January 21, 2014 - by Simone Ulmer
Torsten Hoefler has a PhD in computer science, is 32 years old and has been an Assistant Professor at ETH Zurich for one year now. When he talks about his work, he clearly shows his enthusiasm for his field but also for hardware and research with supercomputers. “I want to be world-class in what I do”, says Hoefler. Many of his colleagues feel that he already holds this position in high-performance computing (HPC). His short, meteoric career took him from Chemnitz Technical University where he graduated, on to a PhD at Indiana University, a position as Adjunct Assistant Professor at the University of Illinois and from there to ETH Zurich. Honours and awards adorn his office and they confirm that his work has earned him considerable recognition and respect in the expert community.
Success through cooperation
In conversation Hoefler shows his awareness of the fact that it is not possible to be as good in all research areas as in one’s own. He comments that because high-performance computing applications and hardware construction are closely linked to his work as a computer scientist, it was essential for him to work hand in hand with computer centres, the scientific users of supercomputers in the most diverse areas of research and hardware manufacturers.

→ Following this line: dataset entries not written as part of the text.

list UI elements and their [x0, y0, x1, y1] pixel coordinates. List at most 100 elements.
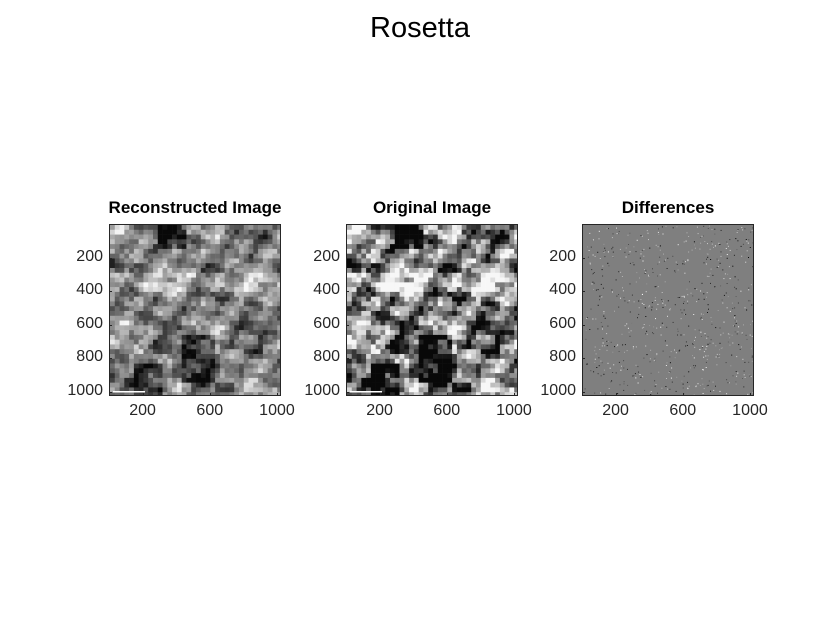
noise-pixel: [750, 284, 752, 286]
image-pixel: [172, 320, 178, 326]
image-pixel: [447, 272, 453, 278]
noise-pixel: [659, 274, 661, 276]
image-pixel: [267, 296, 273, 302]
image-pixel: [504, 320, 510, 326]
image-pixel: [476, 301, 482, 307]
noise-pixel: [704, 333, 706, 335]
image-pixel: [234, 306, 240, 312]
image-pixel: [129, 363, 135, 369]
noise-pixel: [738, 344, 740, 346]
image-pixel: [186, 253, 192, 259]
image-pixel: [114, 296, 120, 302]
image-pixel: [504, 296, 510, 302]
image-pixel: [499, 330, 505, 336]
image-pixel: [437, 225, 443, 231]
image-pixel: [428, 344, 434, 350]
image-pixel: [428, 282, 434, 288]
y-tick-mark: [346, 358, 349, 360]
image-pixel: [370, 263, 376, 269]
image-pixel: [456, 301, 462, 307]
noise-pixel: [597, 373, 599, 375]
image-pixel: [461, 277, 467, 283]
noise-pixel: [605, 393, 607, 395]
image-pixel: [181, 377, 187, 383]
image-pixel: [119, 363, 125, 369]
image-pixel: [347, 320, 353, 326]
noise-pixel: [635, 281, 637, 283]
image-pixel: [133, 320, 139, 326]
image-pixel: [186, 339, 192, 345]
noise-pixel: [723, 294, 725, 296]
image-pixel: [433, 382, 439, 388]
image-pixel: [390, 301, 396, 307]
image-pixel: [143, 311, 149, 317]
y-tick-label: 1000: [540, 381, 576, 399]
noise-pixel: [740, 245, 742, 247]
y-tick-label: 800: [549, 348, 576, 366]
image-pixel: [167, 392, 173, 395]
image-pixel: [114, 349, 120, 355]
noise-pixel: [710, 259, 712, 260]
image-pixel: [196, 229, 202, 235]
image-pixel: [176, 296, 182, 302]
image-pixel: [428, 325, 434, 331]
image-pixel: [476, 268, 482, 274]
noise-pixel: [707, 384, 709, 386]
image-pixel: [129, 339, 135, 345]
image-pixel: [504, 301, 510, 307]
noise-pixel: [750, 231, 752, 233]
image-pixel: [356, 344, 362, 350]
image-pixel: [466, 263, 472, 269]
image-pixel: [418, 248, 424, 254]
noise-pixel: [593, 272, 595, 273]
image-pixel: [514, 244, 517, 250]
image-pixel: [124, 325, 130, 331]
image-pixel: [466, 296, 472, 302]
image-pixel: [361, 311, 367, 317]
image-pixel: [153, 334, 159, 340]
image-pixel: [351, 268, 357, 274]
image-pixel: [409, 368, 415, 374]
image-pixel: [129, 315, 135, 321]
noise-pixel: [638, 371, 639, 373]
image-pixel: [186, 315, 192, 321]
image-pixel: [409, 377, 415, 383]
image-pixel: [133, 349, 139, 355]
image-pixel: [172, 315, 178, 321]
image-pixel: [509, 268, 515, 274]
image-pixel: [210, 320, 216, 326]
noise-pixel: [737, 302, 739, 304]
image-pixel: [447, 282, 453, 288]
image-pixel: [167, 248, 173, 254]
image-pixel: [196, 311, 202, 317]
image-pixel: [258, 325, 264, 331]
image-pixel: [129, 311, 135, 317]
image-pixel: [452, 358, 458, 364]
image-pixel: [186, 263, 192, 269]
image-pixel: [423, 258, 429, 264]
image-pixel: [476, 320, 482, 326]
image-pixel: [157, 248, 163, 254]
image-pixel: [442, 291, 448, 297]
image-pixel: [466, 315, 472, 321]
image-pixel: [114, 320, 120, 326]
image-pixel: [186, 258, 192, 264]
image-pixel: [480, 358, 486, 364]
image-pixel: [428, 382, 434, 388]
image-pixel: [366, 282, 372, 288]
image-pixel: [485, 239, 491, 245]
image-pixel: [162, 320, 168, 326]
image-pixel: [205, 272, 211, 278]
image-pixel: [258, 291, 264, 297]
image-pixel: [186, 334, 192, 340]
image-pixel: [347, 234, 353, 240]
noise-pixel: [738, 326, 740, 328]
image-pixel: [495, 330, 501, 336]
image-pixel: [181, 392, 187, 395]
noise-pixel: [648, 306, 650, 308]
image-pixel: [234, 339, 240, 345]
image-pixel: [258, 363, 264, 369]
image-pixel: [385, 363, 391, 369]
image-pixel: [176, 320, 182, 326]
image-pixel: [248, 382, 254, 388]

This cooperation, a foregone conclusion for him, was alien to the community for a long time. Computer science differs considerably from high-performance computing where in some cases natural scientists engineers and, to an increasing degree, social scientists are active who are far removed from computer science. The users solve complex problems with hardware and software developed by computer scientists. Hoefler would like to draw together the two worlds through his work and his commitment. His goal is to make both supercomputer hardware and software more efficient through close cooperation.
He did not choose ETH Zurich and Switzerland as the location for his research by chance. He saw the best opportunities here for this kind of high-level cooperation under the best possible conditions. Here there were many important users, for instance, in the area of fluid dynamics, the molecular sciences or climate and earth sciences. In particular with the new supercomputer “Piz Daint” at the CSCS high-performance computing centre, Switzerland was on a par with the USA regarding technology and years ahead of many other computer centres. “Switzerland is really in the Formula 1 race when it comes to high-performance computing” he says with conviction.
Another special feature was that the use of the supercomputer at CSCS was actively promoted here and the users benefited from close support. For instance through High Performance and High Productivity Computing (HP2C) and, more particularly, through its follow-up project “Platform for Advanced Scientific Computing” (PASC). In other countries it was, by contrast, normal for the users to have to work out for themselves how they would get their software up and running on the new architectures. Users from non-computer sciences often lacked the necessary background and hence efforts to adapt the codes and algorithms in an optimum manner to new systems didn’t always succeed. Inefficient codes, however, cost money and above all energy.
Establishing parallel computer operations
This is exactly where Torsten Hoefler’s Scalable Parallel Computing Lab comes in. The team increases computer efficiency through the software that issues the computing commands. The central method for this today is parallelism: as many computing operations as possible should be undertaken in parallel by spreading the work over as many processors as possible.
“Our objective is to establish how we can place high-performance computing applications on highly parallel systems with several million processors”, stresses Hoefler. For physics reasons systems of this kind belonged to the future. Constantly increasing the clock speed of computers was not an efficient solution. This is because a processor’s clock speed is dependent in a linear manner on the voltage applied whereas energy consumption rises quadratically when the voltage increases. “When I halve the clock speed, I can run around four times as many processors on the same level of energy consumption”, explains Hoefler.
Increased efficiency saves millions
To achieve his goal Hoefler and his team are heavily involved in work on the main programming environment for scientific computing, the Message Passing Interface (MPI). One approach involves keeping to a minimum all operations on a processor that do not contribute directly to the solution. This saves time, energy and, by extension and in particular money. Millions can easily be economised in the field of supercomputing by increasing efficiency. With their know-how Hoefler and his team would, therefore, like to ensure that the supercomputer generation that comes after “Piz Daint” will also offer even better performance and even greater efficiency.